Published: July 08, 2020 | Comments
Every day, artificial intelligence helps us accomplish more than we ever thought possible. One such example is the way we access information. We expect immediate answers to our questions, and AI makes that possible. Likewise, we see that the obvious application of AI is scale; we reach far more customers with a simulated human experience than with staff alone.
However, we shouldn’t think of AI as a one-way street where information is passed from an algorithm to an end-user. Instead, we should recognize that valuable information also flows back from the end-user. If we pay attention to what, when, and how people are communicating with AI, we can make better informed decisions that can enhance the customer experience.
Sophisticated AI systems rely on Natural Language Processing (NLP), which essentially matches an input against a stored label. So, if a user asks “what’s your name?” and the AI has knowledge stored against labels such as “what-is-your” and “name”, it will return the information associated with that specific pair of labels. We can then measure the frequency with which users ask about specific topics to identify which subjects are actually most important to our users.
Similarly, if the AI is missing information for given labels, we can gain insight into questions users are asking that we might not have addressed in our resources. Understanding the specific language people use to ask questions is also valuable, as this reflects the way they will search for information on your website. An accurate representation of what our customers want to find on our website can help us create more intuitive, informative web content. Evaluating the “what” of conversational AI analytics makes it possible to produce the customer experience more responsive to individual customer needs.

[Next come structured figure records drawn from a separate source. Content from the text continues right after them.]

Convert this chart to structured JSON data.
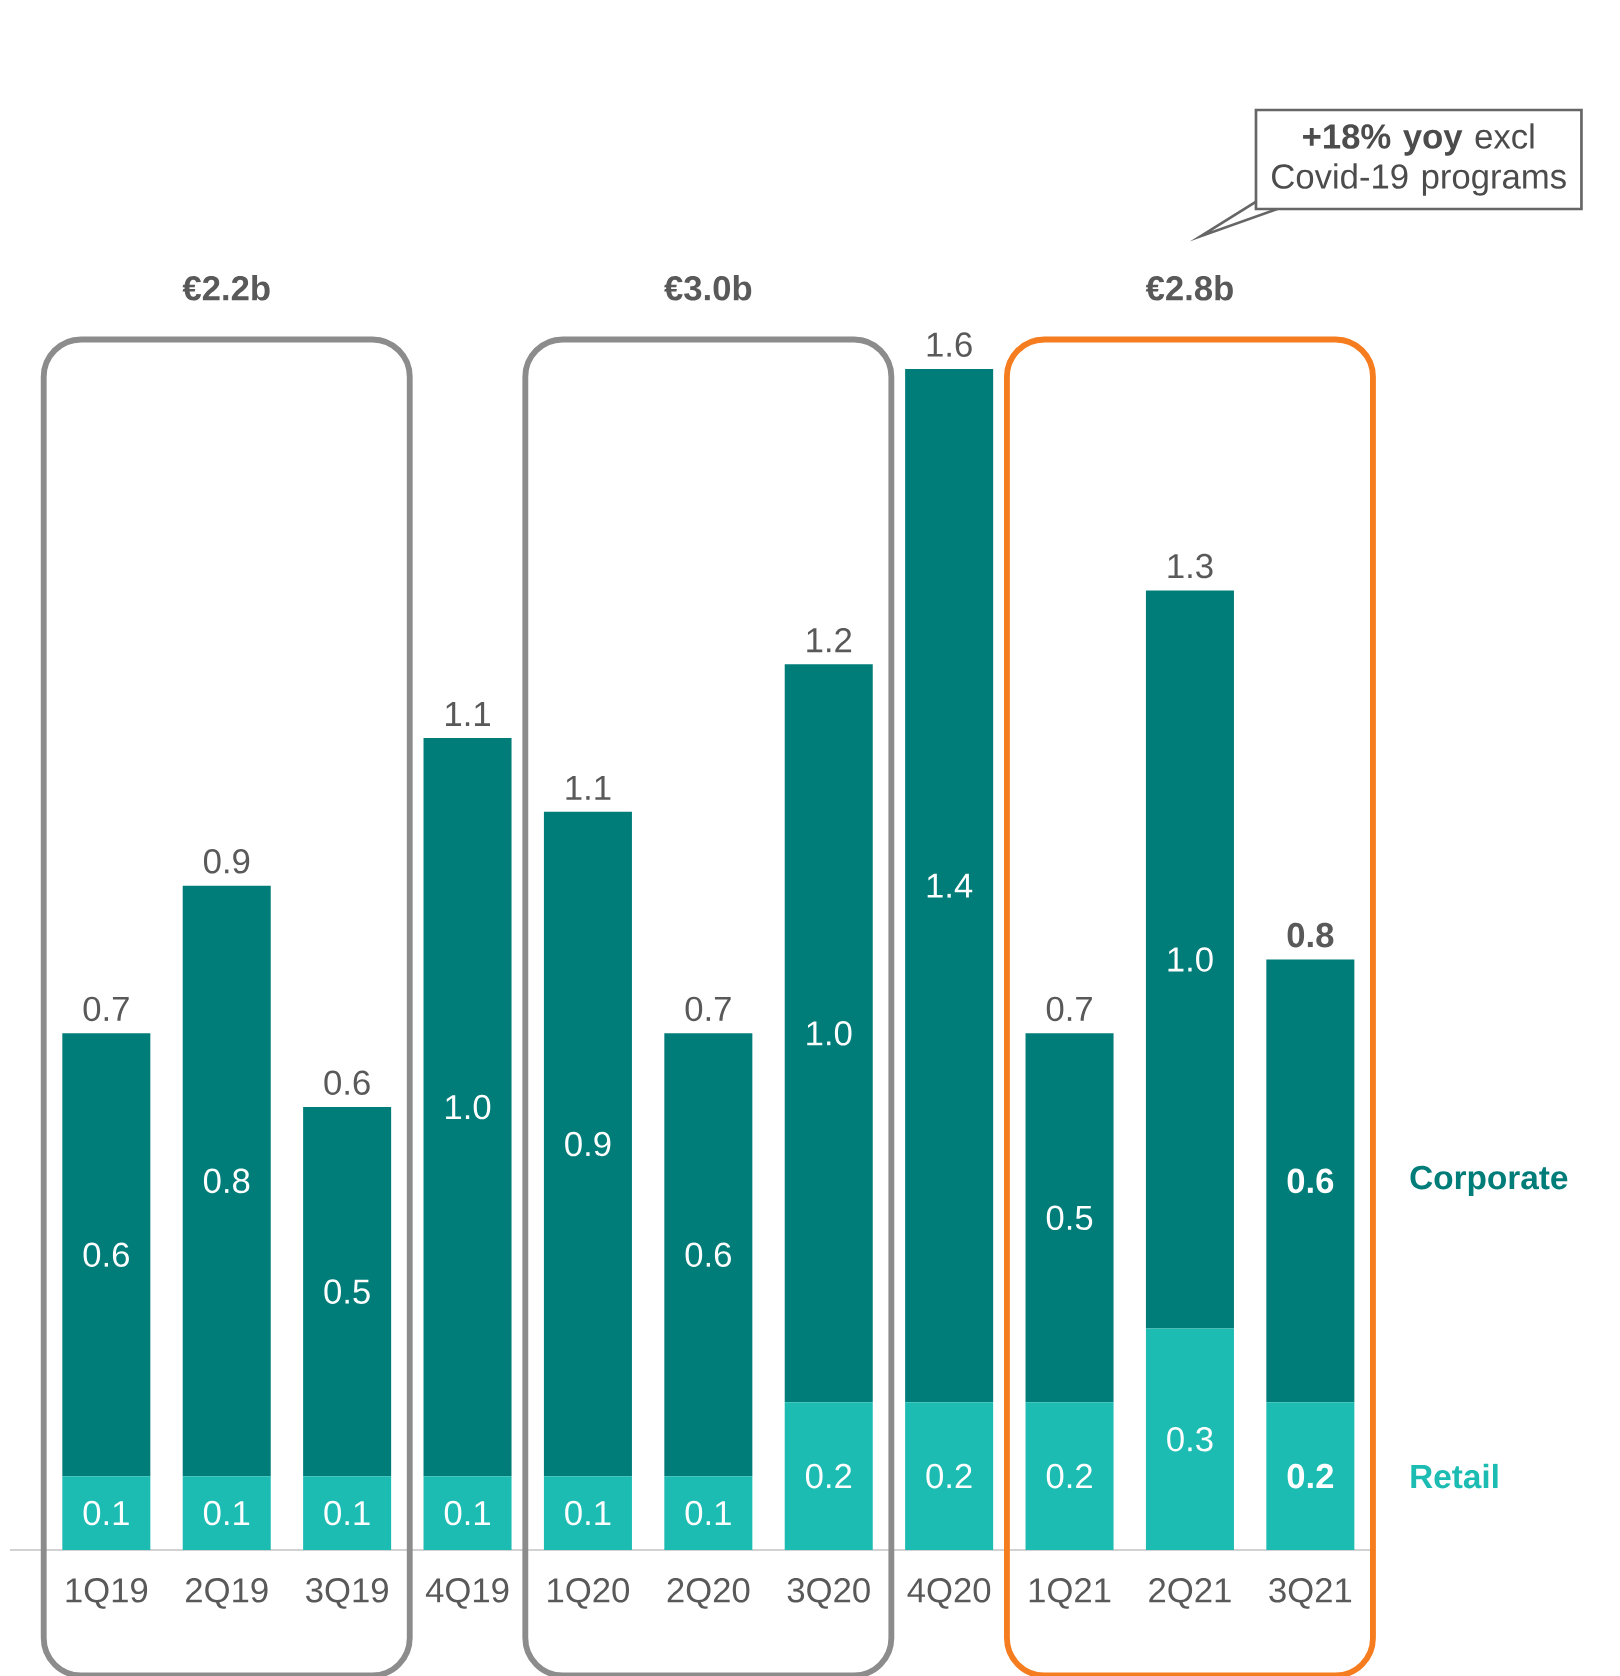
{
  "chart_data": {
    "type": "bar",
    "stacked": true,
    "tick_labels": "x",
    "legend": "right",
    "categories": [
      "1Q19",
      "2Q19",
      "3Q19",
      "4Q19",
      "1Q20",
      "2Q20",
      "3Q20",
      "4Q20",
      "1Q21",
      "2Q21",
      "3Q21"
    ],
    "series": [
      {
        "name": "Retail",
        "color": "#1cbcb3",
        "values": [
          0.1,
          0.1,
          0.1,
          0.1,
          0.1,
          0.1,
          0.2,
          0.2,
          0.2,
          0.3,
          0.2
        ],
        "value_labels": [
          "0.1",
          "0.1",
          "0.1",
          "0.1",
          "0.1",
          "0.1",
          "0.2",
          "0.2",
          "0.2",
          "0.3",
          "0.2"
        ]
      },
      {
        "name": "Corporate",
        "color": "#007d79",
        "values": [
          0.6,
          0.8,
          0.5,
          1.0,
          0.9,
          0.6,
          1.0,
          1.4,
          0.5,
          1.0,
          0.6
        ],
        "value_labels": [
          "0.6",
          "0.8",
          "0.5",
          "1.0",
          "0.9",
          "0.6",
          "1.0",
          "1.4",
          "0.5",
          "1.0",
          "0.6"
        ]
      }
    ],
    "totals": [
      "0.7",
      "0.9",
      "0.6",
      "1.1",
      "1.1",
      "0.7",
      "1.2",
      "1.6",
      "0.7",
      "1.3",
      "0.8"
    ],
    "annotations": [
      "€2.2b",
      "€3.0b",
      "€2.8b",
      "**+18% yoy** excl Covid-19 programs"
    ]
  }
}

Another valuable insight gleaned from transaction data is when customers tend to seek information. Traditional models rely on an assumption of customer preferences, since service centers might have operational hours that will otherwise influence behavior. For example, a center that is open from 7:00am to 6:00pm might experience peak volumes between 12:00 pm and 1:00 pm. This may certainly represent the most convenient time for people during those specific hours. However, if AI is in place to assist users 24/7, we may find that users are most active between 7:00 pm and 8:00 pm, guiding us to shift our operational hours to accommodate that preference. Likewise, transaction data provides a more accurate representation of when users prefer to communicate with us, and we can leverage that data to improve their experience.
We can also make improvements by analyzing how users interact with us. AI systems support nearly unlimited deployments; they can live on your phone system, your website, your SMS texting platform, your social media pages, and even our virtual assistants like Amazon’s Alexa. Conversational AI analytics offer a glimpse into which channel is most important to users. With that information, we can make informed decisions about where to invest additional resources, and which channels to promote to our customers. Additionally, you might find that it’s best to highlight certain information on your social media pages, and other information on your website. If we understand how customers seek information, we can tailor our delivery systems to reflect those preferences.
Industries tend to have unique qualities, and it’s unlikely that these examples offer a comprehensive summary of how AI informs organizations. The important thing is that we pay attention to what the data is telling us. When we do, the decisions we make to shape the customer experience are better informed, and more likely to add value for our stakeholders.